Das Geheimnis des Verstehens
Zwei Einführungen in Hans-Georg Gadamers Denken und Werk
Von Christoph Schmitt-Maaß
Besprochene Bücher / LiteraturhinweiseDeutschlands wohl bedeutendster lebender Philosoph, Hans-Georg Gadamer, wurde im Februar 100 Jahre alt. Grund genug, eine Einführung in sein Denken und Werk zu geben. Zwei Neuerscheinungen legen einen Vergleich nahe, denn sie sind in Anspruch und Aufbau denkbar konträr.

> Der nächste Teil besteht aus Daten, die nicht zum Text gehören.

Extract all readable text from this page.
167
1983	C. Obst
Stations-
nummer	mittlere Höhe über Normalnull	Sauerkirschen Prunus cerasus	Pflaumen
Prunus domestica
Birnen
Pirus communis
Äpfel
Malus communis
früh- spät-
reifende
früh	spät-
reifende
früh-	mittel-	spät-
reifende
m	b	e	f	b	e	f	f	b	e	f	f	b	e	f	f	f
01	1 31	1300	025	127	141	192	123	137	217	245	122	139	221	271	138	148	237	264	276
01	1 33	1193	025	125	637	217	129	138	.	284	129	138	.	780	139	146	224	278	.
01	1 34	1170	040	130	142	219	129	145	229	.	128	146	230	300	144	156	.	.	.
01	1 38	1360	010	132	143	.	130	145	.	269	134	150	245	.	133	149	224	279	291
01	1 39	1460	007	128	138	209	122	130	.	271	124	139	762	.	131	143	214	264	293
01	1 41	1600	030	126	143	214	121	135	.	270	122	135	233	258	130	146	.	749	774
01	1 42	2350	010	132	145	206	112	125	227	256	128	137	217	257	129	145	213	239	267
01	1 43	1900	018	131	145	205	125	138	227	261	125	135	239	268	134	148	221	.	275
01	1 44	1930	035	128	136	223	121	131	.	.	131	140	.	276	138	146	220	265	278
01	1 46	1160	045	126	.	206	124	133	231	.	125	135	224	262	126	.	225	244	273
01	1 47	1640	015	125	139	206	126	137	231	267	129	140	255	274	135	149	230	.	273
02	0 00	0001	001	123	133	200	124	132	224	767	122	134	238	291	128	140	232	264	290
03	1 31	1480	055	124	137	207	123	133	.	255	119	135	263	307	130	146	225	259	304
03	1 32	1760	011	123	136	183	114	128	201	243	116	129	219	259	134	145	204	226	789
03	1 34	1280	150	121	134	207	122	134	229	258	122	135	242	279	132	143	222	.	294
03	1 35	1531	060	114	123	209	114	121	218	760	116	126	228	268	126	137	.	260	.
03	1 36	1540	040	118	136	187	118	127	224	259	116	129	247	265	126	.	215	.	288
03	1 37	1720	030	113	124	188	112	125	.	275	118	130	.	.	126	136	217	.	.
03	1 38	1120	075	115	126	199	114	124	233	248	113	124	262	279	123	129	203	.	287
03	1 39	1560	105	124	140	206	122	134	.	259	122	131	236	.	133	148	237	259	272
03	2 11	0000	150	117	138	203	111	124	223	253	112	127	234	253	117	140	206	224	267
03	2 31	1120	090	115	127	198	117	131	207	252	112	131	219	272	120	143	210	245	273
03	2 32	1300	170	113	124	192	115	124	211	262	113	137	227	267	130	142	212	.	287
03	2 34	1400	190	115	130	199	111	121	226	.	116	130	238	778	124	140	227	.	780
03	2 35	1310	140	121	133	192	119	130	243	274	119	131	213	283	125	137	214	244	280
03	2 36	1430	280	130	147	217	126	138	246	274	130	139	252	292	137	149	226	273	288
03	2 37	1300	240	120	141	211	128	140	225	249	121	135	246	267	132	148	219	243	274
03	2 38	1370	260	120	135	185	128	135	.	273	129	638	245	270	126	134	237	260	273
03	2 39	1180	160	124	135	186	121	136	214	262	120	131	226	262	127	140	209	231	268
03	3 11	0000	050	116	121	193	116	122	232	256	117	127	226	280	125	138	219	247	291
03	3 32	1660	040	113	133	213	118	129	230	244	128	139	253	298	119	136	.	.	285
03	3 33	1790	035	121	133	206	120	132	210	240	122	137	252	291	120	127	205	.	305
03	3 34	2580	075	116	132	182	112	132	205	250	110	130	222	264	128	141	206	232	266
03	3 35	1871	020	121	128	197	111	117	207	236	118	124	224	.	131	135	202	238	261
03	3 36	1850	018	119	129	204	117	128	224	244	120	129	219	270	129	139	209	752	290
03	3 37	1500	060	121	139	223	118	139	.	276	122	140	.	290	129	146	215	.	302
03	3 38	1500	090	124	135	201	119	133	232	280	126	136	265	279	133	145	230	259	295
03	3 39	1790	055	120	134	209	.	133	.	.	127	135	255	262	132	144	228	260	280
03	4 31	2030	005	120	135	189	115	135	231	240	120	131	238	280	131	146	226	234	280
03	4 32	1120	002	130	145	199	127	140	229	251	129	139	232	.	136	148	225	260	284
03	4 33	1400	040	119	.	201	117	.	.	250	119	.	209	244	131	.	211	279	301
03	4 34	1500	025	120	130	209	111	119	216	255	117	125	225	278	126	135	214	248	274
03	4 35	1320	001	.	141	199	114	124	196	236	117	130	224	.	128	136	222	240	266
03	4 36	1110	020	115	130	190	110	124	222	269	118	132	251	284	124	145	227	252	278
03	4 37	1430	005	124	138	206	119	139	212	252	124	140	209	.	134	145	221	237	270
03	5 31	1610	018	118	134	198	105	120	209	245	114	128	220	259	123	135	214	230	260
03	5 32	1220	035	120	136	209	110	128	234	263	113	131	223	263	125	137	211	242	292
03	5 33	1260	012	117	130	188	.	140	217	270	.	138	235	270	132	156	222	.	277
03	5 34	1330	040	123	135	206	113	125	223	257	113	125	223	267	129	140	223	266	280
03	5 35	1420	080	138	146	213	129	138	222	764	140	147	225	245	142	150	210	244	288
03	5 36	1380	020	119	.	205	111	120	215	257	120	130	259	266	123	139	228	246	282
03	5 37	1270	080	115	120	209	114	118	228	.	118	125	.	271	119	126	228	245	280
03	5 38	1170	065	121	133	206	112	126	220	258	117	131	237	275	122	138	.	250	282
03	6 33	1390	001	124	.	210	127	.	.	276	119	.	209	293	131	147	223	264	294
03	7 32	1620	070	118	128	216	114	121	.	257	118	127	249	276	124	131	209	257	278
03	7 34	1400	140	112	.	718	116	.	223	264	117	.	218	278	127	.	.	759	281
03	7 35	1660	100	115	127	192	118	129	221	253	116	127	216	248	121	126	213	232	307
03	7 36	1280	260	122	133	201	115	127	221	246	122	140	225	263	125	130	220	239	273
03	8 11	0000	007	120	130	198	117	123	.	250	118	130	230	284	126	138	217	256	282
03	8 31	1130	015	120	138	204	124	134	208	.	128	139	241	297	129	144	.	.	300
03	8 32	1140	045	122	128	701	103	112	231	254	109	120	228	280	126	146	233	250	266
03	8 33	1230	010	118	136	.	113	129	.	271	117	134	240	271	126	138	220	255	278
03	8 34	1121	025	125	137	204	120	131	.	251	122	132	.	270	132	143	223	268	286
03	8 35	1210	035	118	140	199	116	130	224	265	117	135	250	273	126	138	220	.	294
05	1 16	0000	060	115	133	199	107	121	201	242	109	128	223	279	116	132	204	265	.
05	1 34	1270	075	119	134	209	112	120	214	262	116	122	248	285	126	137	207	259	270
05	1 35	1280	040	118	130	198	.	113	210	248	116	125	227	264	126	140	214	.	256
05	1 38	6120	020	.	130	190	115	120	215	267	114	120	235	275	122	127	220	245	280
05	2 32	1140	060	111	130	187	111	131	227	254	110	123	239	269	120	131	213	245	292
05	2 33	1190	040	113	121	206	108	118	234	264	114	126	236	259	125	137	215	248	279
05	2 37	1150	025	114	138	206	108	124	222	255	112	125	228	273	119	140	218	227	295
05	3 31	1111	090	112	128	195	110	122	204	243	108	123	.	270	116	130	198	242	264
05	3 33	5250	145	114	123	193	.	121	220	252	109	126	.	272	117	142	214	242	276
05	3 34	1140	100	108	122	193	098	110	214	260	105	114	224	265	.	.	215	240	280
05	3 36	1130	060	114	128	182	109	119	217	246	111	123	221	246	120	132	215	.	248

Da wäre auf der einen Seite Kai Hammermeisters Beitrag, erschienen in der "beck'sche[n] reihe denker". Der Autor, Professor an der Ohio State University, legt ein klar strukturiertes Buch vor, das sich den wichtigsten Einzelwerken Gadamers widmet. Eine kurze inhaltliche Zusammenfassung sowie Wirkung und Kritik an den Schriften des Philosophen gliedern die einzelnen Artikel. Die herausragendsten Essays werden unter thematischen Gesichtspunkten, etwa literatur- und kunstphilosphischer Natur zusammengefasst. Hammermeister gibt nicht nur den Inhalt wieder, sondern deckt kritische und widersprüchliche Punkte in Gadamers Denken auf. Der Text wird von einer Vielzahl kurzer Zitate untermauert, die angenehm auflockern. Obwohl Gadamer meist allgemein verständlich schreibt, umschifft Hammermeister schwierige Textpassagen indem er sie "übersetzt". So eignet sich das Buch auch für jene Leser, die sich leicht von philosophischen Fachtermini abgeschreckt fühlen. Die Darstellung der Habermas/Derrida-Debatte findet sich gegen Ende des Buches, wo wesentliche Kritikpunkte an Gadamers Werk noch einmal zusammengetragen sind. Abgerundet wird diese Einführung durch eine ausführliche Auswahlbibliographie und ein Personen- und Sachregister.
Auf der anderen Seite steht Udo Tietz' Darstellung, die anders als Hammermeister über das Denken an die Philosophie des Hundertjährigen herangeht. Schon der Blick in das Inhaltsverzeichnis zeigt, dass der Berliner Dozent sich eher an ein Fachpublikum, zumindest aber an eine interessierte Leserschaft mit Vorwissen wendet. Ärgerlich ist die Zitierweise des Autors, denn Zitate füllen bei ihm bis zu einer halben Seite und verwirren eher als dass sie Klarheit schaffen, zumal sie häufig aus dem Zusammenhang gerissen sind.
Tietz` Orientierung an einem Zielpublikum hat zur Folge, dass Gadamers persönliche Aufreibungen im Wissenschaftsbetrieb zu Beginn ausführlich dargestellt werden, ohne dass notwendige und wesentliche Verständnishilfen mitgegeben würden. Erst später in dieser Monographie scheint es dem Autor auch um die Entstehungsbedingungen des Werkes zu gehen, wobei er die inhaltliche Analyse vernachlässigt. Hier versschiebt sich der Fokus der Fragestellung vom Menschen Gaadamer auf sein Denken, und vom Denken aufs Werk, wobei die Grundidee, das Denken des Hermeneutikers aufzuzeigen, durchaus berechtigt erscheint. Störend ist des weiteren die Beschäftigung mit Detailfragen bei der Kritik von Derrida und Habermas an Gadamer - wobei die Darstellung der Grundthesen der beiden Gadamer-Kritiker zum gelungensten Teil des Buches zählt. Dafür finden die von Heidegger so geschätzten literarischen und künstlerischen Essays keine Erwähnung. Was Tietz' Einführung schmälert, ist das Fehlen eines Stichwortverzeichnisses, das die Orientierung erleichtern und dem Leser die Möglichkeit geben würde, diese Einführung auch als Nachschlagewerk zu verwenden.
Abschließend lässt sich sagen, dass sich der Leser bei beiden Büchern entscheiden muss: entweder will er eine Einführung in das Werk Gadamers, dann sollte er zu Hammermeister greifen. Oder er interessiert sich eher für das Denken des Hermeneutikers. In diesem Falle sollte er sich Udo Tietz' Einführung zulegen.